COMPLICATIONS: None. 

ESTIMATED BLOOD LOSS: 10 cc. 

MEDICATION USED:
Please see anesthesia note for regarding sedation records.

FLUOROSCOPY TIME =
DAP =  Gycm2
AIR KERMA = 


DETAILS OF PROCEDURE:
The risks and benefits of the procedure were explained to the patient in
full, and in simple terms.  Alternative therapy options were given,
including no procedure.  The risks of the procedure include, but are not
limited to: pain, bleeding, infection, pneumothorax, perforation of
vessels or heart, pericardial effusion, unstable heart rhythm, lead
dislodgement, inappropriate shocks, and death. The risks of blood
transfusion were discussed, and include fever, transfusion reaction, and
infection. All questions were answered, and the patient voices
understanding.  The patient acknowledged the risks of the procedure,
and still wanted to proceed. 

The patient was brought into the Electrophysiology Lab in a fasting and
hemodynamically stable condition. 


SHEATHS AND CATHETERS:
Access the femoral vein and femoral artery were obtained using the
seldinger technique:  The right femoral vein was successfully cannulated
with the needle.

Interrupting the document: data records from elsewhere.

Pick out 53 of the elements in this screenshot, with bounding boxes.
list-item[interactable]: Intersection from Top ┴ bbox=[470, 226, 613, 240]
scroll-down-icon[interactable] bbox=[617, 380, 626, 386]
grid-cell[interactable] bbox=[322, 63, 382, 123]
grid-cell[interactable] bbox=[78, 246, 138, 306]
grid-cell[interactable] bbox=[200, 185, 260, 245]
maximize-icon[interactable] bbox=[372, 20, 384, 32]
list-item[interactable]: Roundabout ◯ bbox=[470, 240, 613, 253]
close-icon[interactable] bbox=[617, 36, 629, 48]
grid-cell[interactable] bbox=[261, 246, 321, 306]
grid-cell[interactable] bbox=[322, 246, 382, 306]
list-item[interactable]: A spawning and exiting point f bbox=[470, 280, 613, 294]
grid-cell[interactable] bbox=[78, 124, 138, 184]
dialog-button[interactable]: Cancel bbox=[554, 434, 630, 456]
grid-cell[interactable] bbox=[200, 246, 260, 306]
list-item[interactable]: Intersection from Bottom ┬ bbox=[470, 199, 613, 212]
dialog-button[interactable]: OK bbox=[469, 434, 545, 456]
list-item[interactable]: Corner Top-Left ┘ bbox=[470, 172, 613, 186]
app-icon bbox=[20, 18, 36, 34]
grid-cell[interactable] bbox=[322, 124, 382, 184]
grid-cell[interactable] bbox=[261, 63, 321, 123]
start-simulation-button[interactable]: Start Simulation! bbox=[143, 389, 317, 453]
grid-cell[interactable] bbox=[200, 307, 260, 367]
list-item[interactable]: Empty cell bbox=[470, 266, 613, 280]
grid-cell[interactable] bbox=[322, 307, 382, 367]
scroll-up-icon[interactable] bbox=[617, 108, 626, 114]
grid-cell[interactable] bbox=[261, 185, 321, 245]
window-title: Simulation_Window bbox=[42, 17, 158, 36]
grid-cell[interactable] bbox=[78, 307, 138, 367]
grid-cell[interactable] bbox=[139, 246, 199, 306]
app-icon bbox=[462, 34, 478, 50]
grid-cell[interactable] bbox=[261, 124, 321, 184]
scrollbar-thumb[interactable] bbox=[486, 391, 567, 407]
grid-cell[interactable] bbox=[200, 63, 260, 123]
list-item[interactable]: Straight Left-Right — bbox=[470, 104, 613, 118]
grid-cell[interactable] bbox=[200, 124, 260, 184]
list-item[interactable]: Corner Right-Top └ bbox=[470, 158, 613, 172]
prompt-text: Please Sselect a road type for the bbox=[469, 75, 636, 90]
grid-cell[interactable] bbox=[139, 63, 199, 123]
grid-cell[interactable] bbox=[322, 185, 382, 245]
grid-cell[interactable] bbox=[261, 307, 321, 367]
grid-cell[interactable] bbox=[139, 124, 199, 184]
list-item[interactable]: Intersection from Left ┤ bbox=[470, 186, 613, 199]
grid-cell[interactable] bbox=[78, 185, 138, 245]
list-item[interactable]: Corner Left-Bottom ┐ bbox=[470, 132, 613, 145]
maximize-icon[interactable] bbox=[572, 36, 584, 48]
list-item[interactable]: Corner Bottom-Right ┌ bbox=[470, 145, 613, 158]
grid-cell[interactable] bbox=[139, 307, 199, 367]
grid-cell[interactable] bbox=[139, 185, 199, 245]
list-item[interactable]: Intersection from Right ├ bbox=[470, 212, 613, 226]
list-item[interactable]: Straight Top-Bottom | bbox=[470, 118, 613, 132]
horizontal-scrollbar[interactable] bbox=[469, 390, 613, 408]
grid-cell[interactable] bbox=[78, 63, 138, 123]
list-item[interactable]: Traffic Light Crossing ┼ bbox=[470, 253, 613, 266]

A guidewire was then passed through the needle easily. 
A blade was used to make a nick at the entry site to widen the entry point. 
The needle was then retracted.  A sheath was then placed over the guidewire
and then flushed.  This was repeated in a similar fashion for the right
femoral artery:


Right Femoral Vein:
6Fr Sheath:  A non-deflectable quadripolar catheter was positioned into the
Right Ventricle. 


Right Femoral Artery:
5Fr Sheath:  arterial line for hemodynamic monitoring

We next proceeded with pacing from the right ventricular apex.  We performed
an aggressive VT stimulatoin protocol using the Morady Protocol.  We used
drive trains of 600, 400, and 350 msec with triple extra-stimuli from the RV
apex.  We then moved the catheter into the RV outflow tract and repeated the
protocol.  No sustained ventricular tachyarrhythmias was observed, so we then
started isoprel at 1 mcg/min and titrated until the baseline heart rate
increased by 20% over baseline.  We then performed the above protocol on
isoprel (drive trains of 600, 400, 350 msec with extra stimuli, pacing from
both the right ventricular outflow tract and the right ventricular apex). 


***As the patient therefore had inducible sustained monomorphic VT resulting
in hemodynamic collapse, class I criteria for a ICD has been met.**** 


At this point, we scrubbed out and re-prepared the patient.